For the past two weeks I've been on holidays. The hardest thing about being a pastor on holidays is that you can't go to your own church. I love my church and don't just attend it because I'm the pastor. But holidays does present the opportunity to visit other churches. And this is what my family and I have been doing. It has enabled us to see where some of the church crowd are going.

I pastor a church that is affiliated with the Australian Assemblies of God which causes people to make certain assumptions about what our church must be like. The general assumption is that we are a church driven by emotionalism and preach an overly simplistic message akin to the Word-of-faith heresy. But when people actually visit our virtual church or our ministry site they assume that we are a "Word-heavy" church devoid of prayerfulness or care. But none of these assumptions are correct.

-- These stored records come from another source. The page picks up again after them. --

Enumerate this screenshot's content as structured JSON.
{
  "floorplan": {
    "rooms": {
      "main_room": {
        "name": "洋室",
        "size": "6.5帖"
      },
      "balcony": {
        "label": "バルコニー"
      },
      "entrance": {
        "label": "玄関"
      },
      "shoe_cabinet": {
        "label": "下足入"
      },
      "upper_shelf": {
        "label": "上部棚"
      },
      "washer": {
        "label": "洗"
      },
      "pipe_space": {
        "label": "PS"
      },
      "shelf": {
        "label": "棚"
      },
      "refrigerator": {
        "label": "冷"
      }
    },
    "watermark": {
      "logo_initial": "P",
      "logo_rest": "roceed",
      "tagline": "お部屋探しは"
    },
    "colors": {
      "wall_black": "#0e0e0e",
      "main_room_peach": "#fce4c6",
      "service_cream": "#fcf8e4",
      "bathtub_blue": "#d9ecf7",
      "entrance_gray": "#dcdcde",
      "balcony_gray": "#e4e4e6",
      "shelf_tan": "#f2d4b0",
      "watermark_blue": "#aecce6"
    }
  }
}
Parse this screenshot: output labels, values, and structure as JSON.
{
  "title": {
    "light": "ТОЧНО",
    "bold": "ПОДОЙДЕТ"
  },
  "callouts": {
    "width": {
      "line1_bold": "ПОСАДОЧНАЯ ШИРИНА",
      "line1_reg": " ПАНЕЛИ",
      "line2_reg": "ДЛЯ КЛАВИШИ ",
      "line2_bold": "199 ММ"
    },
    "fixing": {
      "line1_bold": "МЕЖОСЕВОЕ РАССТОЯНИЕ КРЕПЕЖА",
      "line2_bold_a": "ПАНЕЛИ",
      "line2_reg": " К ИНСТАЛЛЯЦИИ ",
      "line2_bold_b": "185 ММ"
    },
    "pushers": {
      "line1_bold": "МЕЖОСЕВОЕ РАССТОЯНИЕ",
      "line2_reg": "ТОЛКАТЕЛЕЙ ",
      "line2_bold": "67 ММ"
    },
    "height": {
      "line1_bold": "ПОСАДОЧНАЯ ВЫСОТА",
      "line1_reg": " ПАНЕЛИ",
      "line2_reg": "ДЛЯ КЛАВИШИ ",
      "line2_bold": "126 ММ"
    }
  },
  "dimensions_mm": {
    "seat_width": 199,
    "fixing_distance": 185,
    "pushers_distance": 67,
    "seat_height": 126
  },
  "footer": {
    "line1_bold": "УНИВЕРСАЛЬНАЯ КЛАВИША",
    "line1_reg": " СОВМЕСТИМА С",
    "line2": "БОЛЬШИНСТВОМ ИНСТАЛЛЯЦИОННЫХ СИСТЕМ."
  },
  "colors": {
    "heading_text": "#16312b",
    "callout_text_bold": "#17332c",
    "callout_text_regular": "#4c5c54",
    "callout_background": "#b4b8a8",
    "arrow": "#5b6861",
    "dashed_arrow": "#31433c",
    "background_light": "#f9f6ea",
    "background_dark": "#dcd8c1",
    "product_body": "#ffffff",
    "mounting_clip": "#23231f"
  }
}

While the general direction of the Australian Assemblies of God in the past few years has been a syncretism of Word of Faith and Seeker-sensitive-services, we have not 'joined in'. Most Australian AOG churches are essentially Arminian. We are essentially Calvinistic. Nearly all Australian AOG churches are Futurist. We are Partial-Preterist. Our church was recently described by a visiting evangelical Arch-Deacon of the Anglican Church as "the most unusual AOG church in Australia!". We are not interested in going along with the crowd.

And where is the crowd going? It seems that prayer, preaching, congregational worship is either being replaced or subjugated for x-boxes, Wii game consoles, coffee and cake, and "40-Day" programs. But is this what Christ was dying to build?

What does the Church offer? If it's merely more entertainment options then it will hurtle toward total irrelevance- which would be ironic since this is what many in the church crowd are desperately trying to avoid!

I consider that the Church offers the Gospel. The Gospel is the message of God's love, grace, and forgiveness through Jesus Christ. It is presented through prayer, worship, devotion, community, service, but most importantly: preaching. It is offered 24/7/52/365.25 - but especially on Sundays ("the Lord's Day", 1Cor. 16:1; Rev. 1:10). And it is my prayer that as long as I am pastor (and even long after I have gone) that Legana Christian Church will be passionately committed to delivering the Gospel without succumbing to "the crowd". I pray that we can take the faith of the early Pentecostals along with their willingness to pray and seek God for the miraculous and galvanise it with the best historic Reformed scholarship and offer ourselves unreservedly to God. Let's pray.